In “Animalia,” 48-year-old South Korean artist Kim Beom conjures a nonsensical world of blimp-clouds, rocks that can be taught to fly or write poetry, and ships lamenting that there is no sea. Striking a charming tone with works that are at once absurd and incisively analytical, Kim employs elements of surprise and the uncanny, a tactic reminiscent of Dada and Surrealism, to question both the natural order of living things and the possible animism, or spiritual life, of objects.
The show opened with Horse Riding Horse (After Eadweard Muybridge) (2008), an animated video based on the pioneering motion studies of the 19th-century English photographer. Kim replaces Muybridge’s jockey with a smaller horse sitting upright in the saddle, playfully tweaking the photographic study. Similarly, in the video Spectacle (2010), he inverts the central narrative from the heart-quickening and often sadistic school of nature documentary that shows predators giving chase to prey. In Kim’s spliced and re-edited segment of found footage, the antelope is chasing a cheetah. “I have always had misgivings about the cruel injustice that exists between animals or human beings,” Kim stated in a 2010 interview. Through these simple, yet ingenious, and humorous role reversals, the artist relays his uncertainties about the imbalance in nature’s hierarchy and the societal laws of man.
Drawings and blueprints of imaginary structures and monuments gave further context to the artist’s concerns. Most notable was the blueprint for School of Inversion (2009), in which a typical school building is turned topsy-turvy, with chairs, desks and basketball hoops emerging from both floor and ceiling. The upturned school hints at Kim’s sentiment about the wonkiness and flaws of education systems: why is it through instruction that one is indoctrinated and subsumed under societal principles and norms?
Kim was born and raised in South Korea but received his MFA from the School of Visual Arts in New York, making him familiar with both the more conformist system of education in Asia, as well as the critical thinking and creativity venerated in Western schooling. This particular school that he has envisioned, turned upside-down and mixed all around, necessarily requires reorganization.

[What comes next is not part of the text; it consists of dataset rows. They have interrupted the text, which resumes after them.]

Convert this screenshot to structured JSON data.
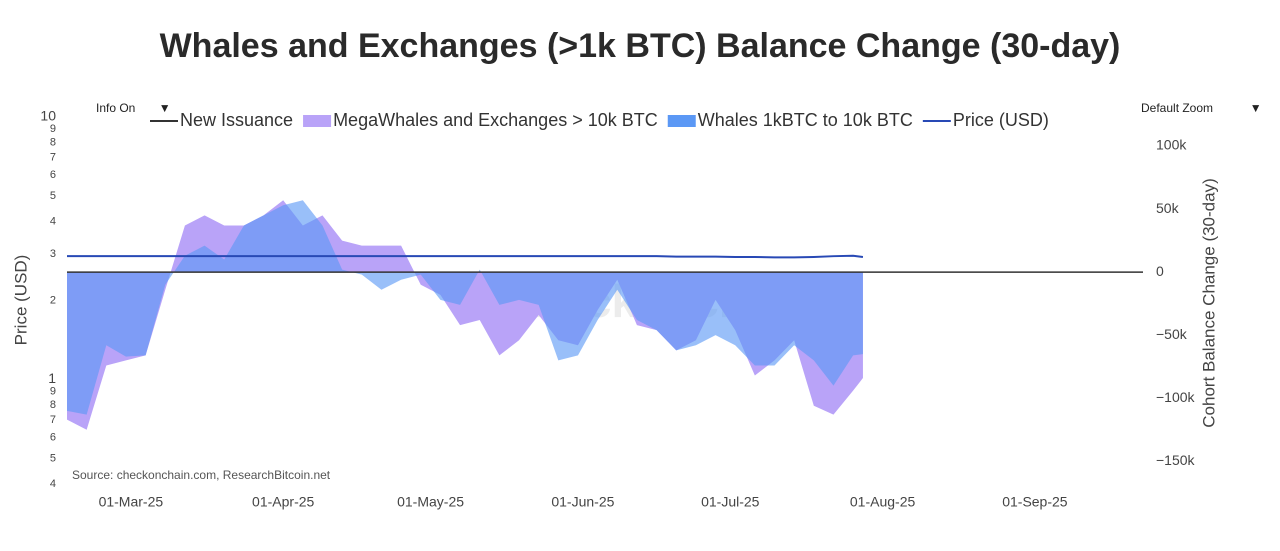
{
  "chart_data": {
    "type": "area",
    "title": "Whales and Exchanges (>1k BTC) Balance Change (30-day)",
    "source": "Source: checkonchain.com, ResearchBitcoin.net",
    "watermark": "checkonchain",
    "buttons": [
      "Info On",
      "Default Zoom"
    ],
    "ylabel": "Price (USD)",
    "y2label": "Cohort Balance Change (30-day)",
    "log_y": true,
    "x": [
      "2025-02-16",
      "2025-02-20",
      "2025-02-24",
      "2025-02-28",
      "2025-03-04",
      "2025-03-08",
      "2025-03-12",
      "2025-03-16",
      "2025-03-20",
      "2025-03-24",
      "2025-03-28",
      "2025-04-01",
      "2025-04-05",
      "2025-04-09",
      "2025-04-13",
      "2025-04-17",
      "2025-04-21",
      "2025-04-25",
      "2025-04-29",
      "2025-05-03",
      "2025-05-07",
      "2025-05-11",
      "2025-05-15",
      "2025-05-19",
      "2025-05-23",
      "2025-05-27",
      "2025-05-31",
      "2025-06-04",
      "2025-06-08",
      "2025-06-12",
      "2025-06-16",
      "2025-06-20",
      "2025-06-24",
      "2025-06-28",
      "2025-07-02",
      "2025-07-06",
      "2025-07-10",
      "2025-07-14",
      "2025-07-18",
      "2025-07-22",
      "2025-07-26",
      "2025-07-28"
    ],
    "series": [
      {
        "name": "New Issuance",
        "color": "#333333"
      },
      {
        "name": "MegaWhales and Exchanges > 10k BTC",
        "color": "#b9a3f8",
        "axis": "y2",
        "values": [
          -117000,
          -125000,
          -74000,
          -70000,
          -66000,
          -14000,
          37000,
          45000,
          37000,
          37000,
          45000,
          57000,
          37000,
          45000,
          25000,
          21000,
          21000,
          21000,
          -10000,
          -18000,
          -42000,
          -38000,
          -66000,
          -54000,
          -34000,
          -54000,
          -58000,
          -30000,
          -6000,
          -42000,
          -46000,
          -62000,
          -54000,
          -22000,
          -46000,
          -82000,
          -70000,
          -54000,
          -106000,
          -113000,
          -94000,
          -84000
        ]
      },
      {
        "name": "Whales 1kBTC to 10k BTC",
        "color": "#5b98f5",
        "axis": "y2",
        "values": [
          -110000,
          -113000,
          -58000,
          -67000,
          -66000,
          -10000,
          13000,
          21000,
          10000,
          37000,
          45000,
          53000,
          57000,
          37000,
          2000,
          -2000,
          -14000,
          -6000,
          -2000,
          -22000,
          -26000,
          2000,
          -26000,
          -22000,
          -26000,
          -70000,
          -66000,
          -38000,
          -14000,
          -38000,
          -46000,
          -62000,
          -58000,
          -50000,
          -58000,
          -74000,
          -74000,
          -58000,
          -70000,
          -90000,
          -66000,
          -65000
        ]
      },
      {
        "name": "Price (USD)",
        "color": "#2849b5",
        "line": true,
        "values": [
          2.95,
          2.95,
          2.95,
          2.95,
          2.95,
          2.95,
          2.95,
          2.95,
          2.95,
          2.95,
          2.95,
          2.95,
          2.95,
          2.95,
          2.95,
          2.95,
          2.95,
          2.95,
          2.95,
          2.95,
          2.95,
          2.95,
          2.95,
          2.95,
          2.95,
          2.95,
          2.95,
          2.95,
          2.95,
          2.95,
          2.95,
          2.94,
          2.94,
          2.94,
          2.93,
          2.93,
          2.92,
          2.92,
          2.93,
          2.95,
          2.96,
          2.93
        ]
      }
    ],
    "xlim": [
      "2025-02-16",
      "2025-09-23"
    ],
    "xticks": [
      {
        "value": "2025-03-01",
        "label": "01-Mar-25"
      },
      {
        "value": "2025-04-01",
        "label": "01-Apr-25"
      },
      {
        "value": "2025-05-01",
        "label": "01-May-25"
      },
      {
        "value": "2025-06-01",
        "label": "01-Jun-25"
      },
      {
        "value": "2025-07-01",
        "label": "01-Jul-25"
      },
      {
        "value": "2025-08-01",
        "label": "01-Aug-25"
      },
      {
        "value": "2025-09-01",
        "label": "01-Sep-25"
      }
    ],
    "ylim": [
      0.4,
      10
    ],
    "yticks": [
      {
        "value": 0.4,
        "label": "4"
      },
      {
        "value": 0.5,
        "label": "5"
      },
      {
        "value": 0.6,
        "label": "6"
      },
      {
        "value": 0.7,
        "label": "7"
      },
      {
        "value": 0.8,
        "label": "8"
      },
      {
        "value": 0.9,
        "label": "9"
      },
      1,
      2,
      3,
      4,
      5,
      6,
      7,
      8,
      9,
      10
    ],
    "y2lim": [
      -168000,
      123000
    ],
    "y2ticks": [
      {
        "value": 100000,
        "label": "100k"
      },
      {
        "value": 50000,
        "label": "50k"
      },
      0,
      {
        "value": -50000,
        "label": "−50k"
      },
      {
        "value": -100000,
        "label": "−100k"
      },
      {
        "value": -150000,
        "label": "−150k"
      }
    ]
  }
}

The suite of drawings and blueprints led to the main gallery, which Kim turned into an actualized classroom via four separate installations, all part of his “Educated Objects” series (2010). The loosely linked works’ bizarre and unlikely tutorial and classroom scenarios mock and deride the structure and ideology behind educational systems. For the largest work, Objects Being Taught They Are Nothing But Tools (2010), the artist carefully placed household items—such as a knife, teapot, vase and tabletop fan—in tiny, handcrafted wooden chairs. The objects are assembled in front of a prerecorded, televised lecture in which the teacher’s head is cut off and his voice dubbed over to a quickened pace. In a squeaky voice, the orator emphatically and gravely iterates the utility of “students” and, therefore, the futility of attempting to become anything more. Tools do not go to the hospital to see doctors, the voice points out, as humans do. They are instead serviced and fixed, or simply replaced. So it goes for the student.
In A Rock That Learned the Poetry of Jung Jiyong (2010), a video shows a professor lecturing to a rock, for 212 minutes, about the modern South Korean poet. The teacher draws complex charts and graphs on a dry-erase board, asks rhetorical questions and pauses every once in a while, as if waiting for the stone’s response. To the left of the video monitor, the rock from the video rests on a table, inviting viewers to wonder if the epic lesson has changed the sedimentary mass in any way. A Rock That Was Taught It Was a Bird (2010) and A Ship That Was Taught There Is No Sea (2010) follow a similar logic, or lack thereof. As the anthropomorphized items sit forlornly on the chairs and tables, one cannot help but mentally insert a human student or worker into their seats. Are current educational systems ensuring that students reach their full potential? How do we even know what potential is?
Such questions of dogma and philosophy seem secondary, however, as viewers may more likely ponder whether the ship will survive its depressing lesson, or if the rock will ever ascend to the sky. Kim displaces the rarely questioned social framework and ordering of objects, animals and humans so persuasively that he not only invites viewers to contemplate the existence of animism, but instills a spiritual life in these objects, at least for the run of the gallery presentation.